19. Dia siapa?

67 18 19
                                    

Bicara tentang kehilangan, semua orang membenci kata itu. Apalagi jika maknanya bukan sekedar kata, melainkan nyata yang menggores luka. Jika ditanya mengenai hal yang paling dibenci, maka sebagain besar orang pasti menjawab kehilangan.

Memang, takdir tidak akan membiarkan kita jauh dari nama luka. Sebab begitulah hidup, dunia bak medan kita berperang. Yang mengalah tak kan selamat, yang berjuang tak selamanya kalah.

Kembali dengan topik kehilangan. Setiap individu mengalaminya, rasanya sama. Menyakitkan. Terlebih lagi saat dia begitu berharga. Yang membuatnya berbeda adalah cara individu itu menyikapinya.

Ada yang tersedu, tak terima. Kemudian menyalahkan keadaan yang jelas tak berpihak. Hingga akhirnya tenggelam dalam luka.

Ada juga yang berusaha ikhlas. Walau sulit, tapi mereka percaya Tuhan tak akan sejahat itu. Kemudian mereka melangkah maju, memulai hidup baru bersama kenangan. Walau terkadang waktu membuat teringat.

"Apa kabar?"

Di sebuah tempat, yang begitu sunyi. Teramat dingin hingga membuat jiwa yang hidup menggigil. Tampak siluet laki-laki yang menatap nanar sebuah gundukan.

"Maaf gue baru sempet jenguk." Tangannya bergetar ketika mengusap sebuah batu nisan. "Akhir-akhir ini gue sibuk." Cowok itu terkekeh pelan, tapi sorot matanya memancar sayu. "Tapi tenang, gue nggak bakal lupain lo." Tarikan napasnya memberat. Mustahil dirinya lupa. "Nggak bakal bisa." lirihnya pelan.

Kemudian hening.

Kicauan burung sedikit memecah sunyi. Udara pagi yang dingin membuat cowok itu sedikit menggigil. Tapi ia abai, sebab hatinya lebih menggigil. Meski tahun telah berganti beberapa kali, rasa sakitnya masih sama. Menyengat, lalu ia tak berdaya setelahnya. Sebab alih-alih mengikhlaskan, ia justru menyalahkan keadaan.
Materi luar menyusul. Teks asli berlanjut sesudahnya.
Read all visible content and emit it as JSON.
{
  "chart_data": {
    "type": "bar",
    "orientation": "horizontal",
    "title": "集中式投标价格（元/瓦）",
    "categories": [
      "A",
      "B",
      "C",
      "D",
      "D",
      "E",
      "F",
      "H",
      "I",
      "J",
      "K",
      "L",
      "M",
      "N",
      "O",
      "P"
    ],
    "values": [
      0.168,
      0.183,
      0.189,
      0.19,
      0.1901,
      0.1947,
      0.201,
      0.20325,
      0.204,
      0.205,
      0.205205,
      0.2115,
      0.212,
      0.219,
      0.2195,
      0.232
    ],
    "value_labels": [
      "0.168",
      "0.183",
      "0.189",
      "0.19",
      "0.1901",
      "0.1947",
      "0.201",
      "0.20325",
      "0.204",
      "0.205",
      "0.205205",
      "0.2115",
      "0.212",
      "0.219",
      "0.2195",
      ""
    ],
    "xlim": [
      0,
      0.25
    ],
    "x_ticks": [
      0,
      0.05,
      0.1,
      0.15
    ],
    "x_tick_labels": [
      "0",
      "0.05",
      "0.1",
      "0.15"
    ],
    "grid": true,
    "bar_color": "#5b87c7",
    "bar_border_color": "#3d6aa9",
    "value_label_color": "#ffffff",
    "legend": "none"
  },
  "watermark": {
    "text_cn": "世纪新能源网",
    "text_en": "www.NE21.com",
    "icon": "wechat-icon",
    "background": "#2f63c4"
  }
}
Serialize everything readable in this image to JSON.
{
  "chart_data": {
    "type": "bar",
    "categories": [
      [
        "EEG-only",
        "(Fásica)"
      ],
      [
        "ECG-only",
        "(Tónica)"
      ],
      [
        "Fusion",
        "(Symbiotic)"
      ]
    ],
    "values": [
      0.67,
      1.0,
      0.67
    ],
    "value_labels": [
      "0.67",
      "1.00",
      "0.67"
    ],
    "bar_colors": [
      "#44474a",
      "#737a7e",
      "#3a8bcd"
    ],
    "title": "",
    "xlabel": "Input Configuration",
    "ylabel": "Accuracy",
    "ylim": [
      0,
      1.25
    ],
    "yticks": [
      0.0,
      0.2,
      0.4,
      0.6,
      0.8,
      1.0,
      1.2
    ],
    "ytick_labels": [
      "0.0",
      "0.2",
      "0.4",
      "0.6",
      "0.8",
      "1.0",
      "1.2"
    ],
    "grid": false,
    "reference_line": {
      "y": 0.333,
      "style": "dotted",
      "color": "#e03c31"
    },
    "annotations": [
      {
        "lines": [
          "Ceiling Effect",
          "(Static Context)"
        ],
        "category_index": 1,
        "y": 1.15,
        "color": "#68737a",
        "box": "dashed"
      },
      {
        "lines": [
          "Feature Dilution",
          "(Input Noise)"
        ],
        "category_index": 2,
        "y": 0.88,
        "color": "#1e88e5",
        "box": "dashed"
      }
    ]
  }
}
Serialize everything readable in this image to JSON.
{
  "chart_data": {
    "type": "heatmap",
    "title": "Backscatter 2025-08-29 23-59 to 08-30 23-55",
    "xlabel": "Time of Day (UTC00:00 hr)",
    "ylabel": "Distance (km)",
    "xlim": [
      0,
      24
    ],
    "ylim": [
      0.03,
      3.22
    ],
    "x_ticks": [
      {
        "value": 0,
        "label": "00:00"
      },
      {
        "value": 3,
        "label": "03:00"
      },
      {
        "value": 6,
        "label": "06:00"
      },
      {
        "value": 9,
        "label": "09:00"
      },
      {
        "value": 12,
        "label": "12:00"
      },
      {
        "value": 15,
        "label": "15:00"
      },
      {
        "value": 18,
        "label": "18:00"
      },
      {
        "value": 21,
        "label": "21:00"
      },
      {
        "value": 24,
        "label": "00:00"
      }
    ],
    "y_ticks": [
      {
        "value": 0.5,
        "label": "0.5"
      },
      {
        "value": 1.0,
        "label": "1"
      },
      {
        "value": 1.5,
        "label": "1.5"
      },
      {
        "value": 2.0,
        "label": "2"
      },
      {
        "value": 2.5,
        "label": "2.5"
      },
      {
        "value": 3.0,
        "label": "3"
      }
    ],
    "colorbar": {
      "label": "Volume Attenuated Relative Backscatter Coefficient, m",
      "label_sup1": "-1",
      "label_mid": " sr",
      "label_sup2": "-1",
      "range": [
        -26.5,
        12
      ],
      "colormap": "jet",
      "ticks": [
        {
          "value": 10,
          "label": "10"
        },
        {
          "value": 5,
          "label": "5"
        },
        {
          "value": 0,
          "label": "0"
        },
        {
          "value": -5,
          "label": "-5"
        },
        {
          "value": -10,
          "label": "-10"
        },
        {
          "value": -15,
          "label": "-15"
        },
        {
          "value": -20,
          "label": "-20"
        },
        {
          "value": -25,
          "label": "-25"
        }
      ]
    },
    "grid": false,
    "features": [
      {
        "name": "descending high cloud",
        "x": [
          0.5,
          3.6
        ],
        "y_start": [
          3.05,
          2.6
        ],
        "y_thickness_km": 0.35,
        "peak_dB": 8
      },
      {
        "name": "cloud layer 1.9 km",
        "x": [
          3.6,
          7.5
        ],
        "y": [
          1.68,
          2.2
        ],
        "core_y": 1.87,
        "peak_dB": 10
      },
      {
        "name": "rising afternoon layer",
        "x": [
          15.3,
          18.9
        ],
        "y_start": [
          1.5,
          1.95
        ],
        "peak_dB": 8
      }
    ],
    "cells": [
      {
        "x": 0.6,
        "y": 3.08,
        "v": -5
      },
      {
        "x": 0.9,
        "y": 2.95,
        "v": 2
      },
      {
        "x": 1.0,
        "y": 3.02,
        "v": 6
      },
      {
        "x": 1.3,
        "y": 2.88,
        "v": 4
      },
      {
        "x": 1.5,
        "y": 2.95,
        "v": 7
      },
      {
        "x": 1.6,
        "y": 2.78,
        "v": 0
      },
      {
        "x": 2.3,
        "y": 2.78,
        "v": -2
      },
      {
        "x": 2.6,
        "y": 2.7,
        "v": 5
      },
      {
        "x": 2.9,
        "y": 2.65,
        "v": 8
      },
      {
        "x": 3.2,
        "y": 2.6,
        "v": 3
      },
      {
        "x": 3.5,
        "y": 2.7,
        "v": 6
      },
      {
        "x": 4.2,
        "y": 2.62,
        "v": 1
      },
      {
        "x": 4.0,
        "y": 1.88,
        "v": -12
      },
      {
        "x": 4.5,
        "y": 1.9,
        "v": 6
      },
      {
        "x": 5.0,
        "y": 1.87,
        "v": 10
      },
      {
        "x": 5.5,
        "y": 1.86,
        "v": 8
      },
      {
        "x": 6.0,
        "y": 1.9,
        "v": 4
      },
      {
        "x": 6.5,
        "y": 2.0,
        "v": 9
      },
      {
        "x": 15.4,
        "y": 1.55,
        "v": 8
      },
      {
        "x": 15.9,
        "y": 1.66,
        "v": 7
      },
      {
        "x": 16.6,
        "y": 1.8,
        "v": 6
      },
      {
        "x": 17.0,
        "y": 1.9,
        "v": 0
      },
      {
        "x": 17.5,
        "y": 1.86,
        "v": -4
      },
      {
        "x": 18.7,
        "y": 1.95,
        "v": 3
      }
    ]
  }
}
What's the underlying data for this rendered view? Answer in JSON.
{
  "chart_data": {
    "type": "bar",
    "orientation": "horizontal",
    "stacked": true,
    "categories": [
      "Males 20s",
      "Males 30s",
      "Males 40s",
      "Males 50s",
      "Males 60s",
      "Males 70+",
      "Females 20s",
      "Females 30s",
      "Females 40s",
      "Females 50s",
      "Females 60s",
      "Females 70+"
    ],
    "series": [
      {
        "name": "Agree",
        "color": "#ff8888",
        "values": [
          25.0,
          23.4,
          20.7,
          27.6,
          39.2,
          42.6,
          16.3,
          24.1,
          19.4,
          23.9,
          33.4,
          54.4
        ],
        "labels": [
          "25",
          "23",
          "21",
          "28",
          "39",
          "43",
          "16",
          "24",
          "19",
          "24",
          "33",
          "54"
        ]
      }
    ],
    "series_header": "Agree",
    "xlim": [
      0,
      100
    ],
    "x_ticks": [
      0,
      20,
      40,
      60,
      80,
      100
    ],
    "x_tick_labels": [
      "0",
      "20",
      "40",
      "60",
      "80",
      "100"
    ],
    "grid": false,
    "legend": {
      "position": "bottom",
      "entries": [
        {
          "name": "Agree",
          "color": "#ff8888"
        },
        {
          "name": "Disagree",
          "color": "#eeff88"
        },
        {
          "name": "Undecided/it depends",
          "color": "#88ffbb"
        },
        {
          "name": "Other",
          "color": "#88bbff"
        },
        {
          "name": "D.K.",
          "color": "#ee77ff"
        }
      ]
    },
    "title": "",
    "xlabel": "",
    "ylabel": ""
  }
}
Takdir begitu kejam dengan merenggut cinta dalam hidupnya.

"Calista ...." Dadanya seperti ditikam. Ia tatap nisan itu walau pandangannya mengabur. "Gue kangen." Ia tarik napas lalu menghembuskannya. Namun, alih-alih merasa lebih baik. Ia malah semakin terperosok. "Gue kangen sama lo." Rindu ini menyiksanya. "Kangen banget, Ta."

Hening yang bersahut, semakin membuat cowok jakung itu terluka. "Kenapa ...?" lirihnya pilu. "Kenapa lo ninggalin gue." Ia letakan kepala di atas batu nisan. Diam-diam berharap semua ini mimpi. Sebab ia masih tak mampu mempercayai segalanya. Sesak, ia tak mampu menahan pedih sendiri. "Gue cinta sama lo. Asal lo tau ." Ia makin tersedu. "Tapi gue pengecut." Iya, dia memang pengecut yang tak berani jujur.

"Gue pengecut, Ta. Sampai-sampai gue terlambat." Ia abaikan air mata yang mengalir deras. "Sampai akhirnya lo suka sama cowok brengsek itu." Mereka bersahabat, dan ia tak ingin kehilangan Calista karena perasaannya yang mungkin tak bersambut.

Lalu cowok itu hanya bisa memendam.

Sebab kebahagiaan Calista yang terpenting.

Sesak itu dipendamnya seorang diri.

Lalu, waktu membuatnya terbiasa.

"Lo bodoh." Rahangnya mengetat. "Lo terlalu bodoh saat jatuh cinta." Ia menjadi saksi saat itu. "Tapi gue lebih bego." Ia remas tanah, mengutuk dirinya sendiri. "Gua bego karena cuma bisa diam."

Sesungguhnya ia menyesal.

Andai saja dulu ia tidak sepengecut itu.

Andai dulu ia ungkapkan segera perasaannya.

Maka Calista tidak akan jatuh cinta dengan cowok lain.

"Sampai akhirnya lo kayak gini." Biarlah sekarang ia terlihat lemah dengan menangis. Ia tak perduli. "Lo ninggalin gue, Ta ...." lirihnya.